"Nossos Amigos e os Lugares que Visitamos"

Ano: 2019
Selo: Independente
Gênero: Rock Alternativo, Emo, Indie Rock
Para quem gosta de: Jonathan Tadeu e Raça
Ouça: Nos Seus Movimentos e Fim do Inverno
Nota: 6.0

Crítica: “Nossos Amigos e os Lugares que Visitamos”, El Toro Fuerte

Com o título de Nossos Amigos e os Lugares que Visitamos (2019, Independente), o novo álbum da banda mineira El Toro Fuerte diz a que veio mesmo antes que a primeira faixa tenha início. São memórias de um passado ainda recente, relacionamentos fracassados, instantes de breve acolhimento e reflexões introspectivas que revelam ao público algumas das principais inquietações do grupo formado por João Carvalho (vocais, guitarra e baixo), Gabriel Martins (bateria), Fábio de Carvalho (guitarra, baixo, vocais) e Diego Soares (baixo, guitarra e vocais).

Sequência ao material entregue no bom Um Tempo Lindo Pra Estar Vivo (2016), o novo álbum preserva a essência do registro que o antecede, porém, transporta o som produzido pelo quarteto mineiro para um novo universo criativo. Como indicado logo na imagem de capa do trabalho, cada composição da obra se projeta como um objeto isolado.
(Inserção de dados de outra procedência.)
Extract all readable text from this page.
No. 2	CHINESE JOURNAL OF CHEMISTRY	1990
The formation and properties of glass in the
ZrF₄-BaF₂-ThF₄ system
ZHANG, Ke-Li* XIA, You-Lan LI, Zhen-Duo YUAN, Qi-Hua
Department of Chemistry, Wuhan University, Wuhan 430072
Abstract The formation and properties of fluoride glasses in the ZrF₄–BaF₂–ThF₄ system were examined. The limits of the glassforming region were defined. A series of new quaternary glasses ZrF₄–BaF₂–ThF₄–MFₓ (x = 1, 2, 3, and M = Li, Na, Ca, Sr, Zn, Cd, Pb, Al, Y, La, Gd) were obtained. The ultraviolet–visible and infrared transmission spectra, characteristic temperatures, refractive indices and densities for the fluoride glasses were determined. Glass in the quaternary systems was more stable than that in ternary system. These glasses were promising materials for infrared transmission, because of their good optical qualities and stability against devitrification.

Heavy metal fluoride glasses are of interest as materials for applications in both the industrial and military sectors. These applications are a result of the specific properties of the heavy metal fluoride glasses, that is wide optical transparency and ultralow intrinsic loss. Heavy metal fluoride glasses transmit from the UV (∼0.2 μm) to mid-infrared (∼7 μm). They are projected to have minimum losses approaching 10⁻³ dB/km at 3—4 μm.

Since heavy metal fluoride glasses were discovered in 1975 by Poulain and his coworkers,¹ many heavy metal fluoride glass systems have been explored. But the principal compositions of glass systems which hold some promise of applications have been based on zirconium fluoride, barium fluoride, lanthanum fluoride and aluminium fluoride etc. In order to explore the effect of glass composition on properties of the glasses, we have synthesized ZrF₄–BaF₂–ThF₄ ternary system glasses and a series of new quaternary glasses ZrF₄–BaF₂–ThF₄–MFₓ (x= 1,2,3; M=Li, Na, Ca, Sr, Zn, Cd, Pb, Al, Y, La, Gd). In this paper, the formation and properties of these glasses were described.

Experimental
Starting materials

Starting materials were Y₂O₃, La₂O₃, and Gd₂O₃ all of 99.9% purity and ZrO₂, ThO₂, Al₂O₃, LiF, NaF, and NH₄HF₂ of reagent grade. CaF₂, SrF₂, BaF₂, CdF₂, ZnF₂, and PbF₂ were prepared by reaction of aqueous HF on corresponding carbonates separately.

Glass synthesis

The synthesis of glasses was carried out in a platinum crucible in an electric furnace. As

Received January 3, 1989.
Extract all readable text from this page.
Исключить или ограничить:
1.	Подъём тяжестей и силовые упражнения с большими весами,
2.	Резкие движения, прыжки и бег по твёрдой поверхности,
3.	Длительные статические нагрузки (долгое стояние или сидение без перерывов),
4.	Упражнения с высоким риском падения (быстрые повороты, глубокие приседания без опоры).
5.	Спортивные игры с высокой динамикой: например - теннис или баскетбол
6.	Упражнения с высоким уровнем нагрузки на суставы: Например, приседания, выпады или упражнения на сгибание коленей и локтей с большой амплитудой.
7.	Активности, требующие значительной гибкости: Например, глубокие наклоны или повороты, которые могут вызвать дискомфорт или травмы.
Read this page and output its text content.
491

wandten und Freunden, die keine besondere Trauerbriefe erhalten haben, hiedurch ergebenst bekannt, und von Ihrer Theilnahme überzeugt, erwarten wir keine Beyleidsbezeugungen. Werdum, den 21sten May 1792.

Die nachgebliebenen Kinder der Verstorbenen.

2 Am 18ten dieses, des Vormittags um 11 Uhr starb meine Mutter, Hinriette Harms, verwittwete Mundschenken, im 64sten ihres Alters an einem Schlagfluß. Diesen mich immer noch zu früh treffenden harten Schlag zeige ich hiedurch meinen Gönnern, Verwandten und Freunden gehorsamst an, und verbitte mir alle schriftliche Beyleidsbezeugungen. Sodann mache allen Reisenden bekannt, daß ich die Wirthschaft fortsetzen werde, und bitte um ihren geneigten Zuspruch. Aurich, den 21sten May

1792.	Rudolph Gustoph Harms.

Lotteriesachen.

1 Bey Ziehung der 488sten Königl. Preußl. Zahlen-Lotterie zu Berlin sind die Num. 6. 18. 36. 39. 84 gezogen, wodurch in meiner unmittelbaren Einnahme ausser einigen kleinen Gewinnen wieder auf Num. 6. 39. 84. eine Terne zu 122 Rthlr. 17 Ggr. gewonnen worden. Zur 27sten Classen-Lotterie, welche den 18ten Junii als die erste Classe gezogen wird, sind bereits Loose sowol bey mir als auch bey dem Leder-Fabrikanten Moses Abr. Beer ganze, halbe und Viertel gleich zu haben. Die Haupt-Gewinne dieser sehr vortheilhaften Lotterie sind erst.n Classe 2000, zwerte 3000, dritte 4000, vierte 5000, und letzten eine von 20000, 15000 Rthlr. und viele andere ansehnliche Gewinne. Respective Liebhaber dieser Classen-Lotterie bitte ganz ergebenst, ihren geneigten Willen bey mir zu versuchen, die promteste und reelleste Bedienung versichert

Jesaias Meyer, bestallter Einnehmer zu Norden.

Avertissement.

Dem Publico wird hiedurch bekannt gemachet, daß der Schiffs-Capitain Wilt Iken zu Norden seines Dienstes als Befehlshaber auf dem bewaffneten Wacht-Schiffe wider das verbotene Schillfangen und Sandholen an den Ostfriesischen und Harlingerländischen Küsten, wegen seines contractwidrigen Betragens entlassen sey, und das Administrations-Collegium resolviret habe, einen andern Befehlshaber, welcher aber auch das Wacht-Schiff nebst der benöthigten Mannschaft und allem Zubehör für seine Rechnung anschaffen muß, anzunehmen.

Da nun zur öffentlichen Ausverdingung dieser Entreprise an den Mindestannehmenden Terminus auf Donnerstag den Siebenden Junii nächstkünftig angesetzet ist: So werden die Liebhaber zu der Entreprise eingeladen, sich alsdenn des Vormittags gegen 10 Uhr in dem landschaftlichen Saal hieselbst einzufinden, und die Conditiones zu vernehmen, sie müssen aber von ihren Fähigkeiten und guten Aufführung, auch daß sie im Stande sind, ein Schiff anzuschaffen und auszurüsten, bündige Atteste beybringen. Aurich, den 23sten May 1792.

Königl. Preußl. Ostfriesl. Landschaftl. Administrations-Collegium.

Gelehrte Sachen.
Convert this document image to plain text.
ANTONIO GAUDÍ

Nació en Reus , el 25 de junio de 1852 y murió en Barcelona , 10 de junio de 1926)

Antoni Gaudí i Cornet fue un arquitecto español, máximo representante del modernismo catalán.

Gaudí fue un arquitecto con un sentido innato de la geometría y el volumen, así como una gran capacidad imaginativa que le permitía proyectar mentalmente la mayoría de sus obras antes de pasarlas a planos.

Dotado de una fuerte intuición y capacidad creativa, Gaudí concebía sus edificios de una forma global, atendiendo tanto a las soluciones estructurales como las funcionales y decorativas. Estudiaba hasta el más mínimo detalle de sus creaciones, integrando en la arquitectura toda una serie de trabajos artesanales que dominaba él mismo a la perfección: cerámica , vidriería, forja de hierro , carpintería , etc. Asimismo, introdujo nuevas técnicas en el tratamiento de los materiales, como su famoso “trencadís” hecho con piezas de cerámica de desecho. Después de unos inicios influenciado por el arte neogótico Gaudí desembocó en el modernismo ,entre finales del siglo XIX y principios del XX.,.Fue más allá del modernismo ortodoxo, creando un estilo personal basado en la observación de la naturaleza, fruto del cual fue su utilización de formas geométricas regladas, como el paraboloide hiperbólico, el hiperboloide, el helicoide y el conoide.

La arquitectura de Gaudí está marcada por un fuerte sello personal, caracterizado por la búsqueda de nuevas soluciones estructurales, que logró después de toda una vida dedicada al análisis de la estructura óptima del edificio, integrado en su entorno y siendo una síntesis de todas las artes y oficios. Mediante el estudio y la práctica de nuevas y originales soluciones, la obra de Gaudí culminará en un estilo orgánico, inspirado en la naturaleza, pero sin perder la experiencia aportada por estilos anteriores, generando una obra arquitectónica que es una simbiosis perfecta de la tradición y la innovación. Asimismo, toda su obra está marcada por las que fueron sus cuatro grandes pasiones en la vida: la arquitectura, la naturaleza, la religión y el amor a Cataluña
Frações poéticas e instrumentais que se espalham sem ordem aparente, como retalhos conceituais que traduzem tudo aquilo que cada integrante da banda vem experimentando desde o último registro de inéditas.

Dessa forma, Nossos Amigos e os Lugares que Visitamos se revela ao público muito mais como uma obra de ideias do que um trabalho completo em si. Falta conexão, mínimo traço de refinamento e coerência entre as faixas, maturidade que normalmente se espera de um segundo álbum de estúdio. Exemplo disso está na construção de músicas como Aquários e Clara. Composições bem-sucedidas, preciosas, mas que parecem dialogar muito mais com os trabalhos de João Carvalho em carreira solo, como no Rio Sem Nome e Sentidor, do que com o material que embala o restante da obra.

A forte verborragia se revela como outro grave problema do álbum. São músicas exageradamente extensas, como a inaugural Aniversários São Difíceis, composição que se resolve de maneira tocante logo nos três primeiros minutos, mas que se arrasta de forma desnecessária em um segundo ato completamente anticlimático. Em Antecipação, oitava faixa do disco, a pobreza das rimas e uso excessivo de verbos no infinitivo – “Se o inverno não passar / Pra gente poder conversar / Se a gente não ganhar / Do chão eu vou te apoiar“. Instantes de breve desequilíbrio que contribuem para o inevitável enfraquecimento da obra.

Claro que Nossos Amigos e os Lugares que Visitamos está longe de parecer um registro marcado apenas pelos erros. Do momento em que tem início, na já citada Aniversários São Difíceis, até alcançar a derradeira Corações Tranquilos Dormem Cedo, perceba o cuidado da banda na composição das guitarras e paisagens instrumentais que sutilmente ganham forma ao fundo do álbum. Inserções minuciosas que parecem dialogar com o trabalho de estrangeiros como American Football e Death Cab For Cutie. É o caso da já conhecida Fim do Inverno, música que amplia de forma sensível a mesma atmosférica detalhada no disco anterior. O mesmo cuidado se faz evidente em Calada, faixa que atravessa o rock dos anos 1990 para provar de novos temas e pequenas variações psicodélicas.

O próprio uso de vozes femininas, como nas delicadas Santa Mônica, colaboração com Raquel Batista, e Nos Seus Movimentos, encontro com Laura Vilela, garante ao álbum um necessário toque de renovação. Trata-se de uma fuga dos habituais conflitos masculinos que tradicionalmente abastecem (e sufocam) esse tipo de obra, como uma perversão dos clichês típicos do famigerado “rock triste”. Momentos de breve acerto, mas que acabam se perdendo em um trabalho consumido pelos excessos e evidente desorganização.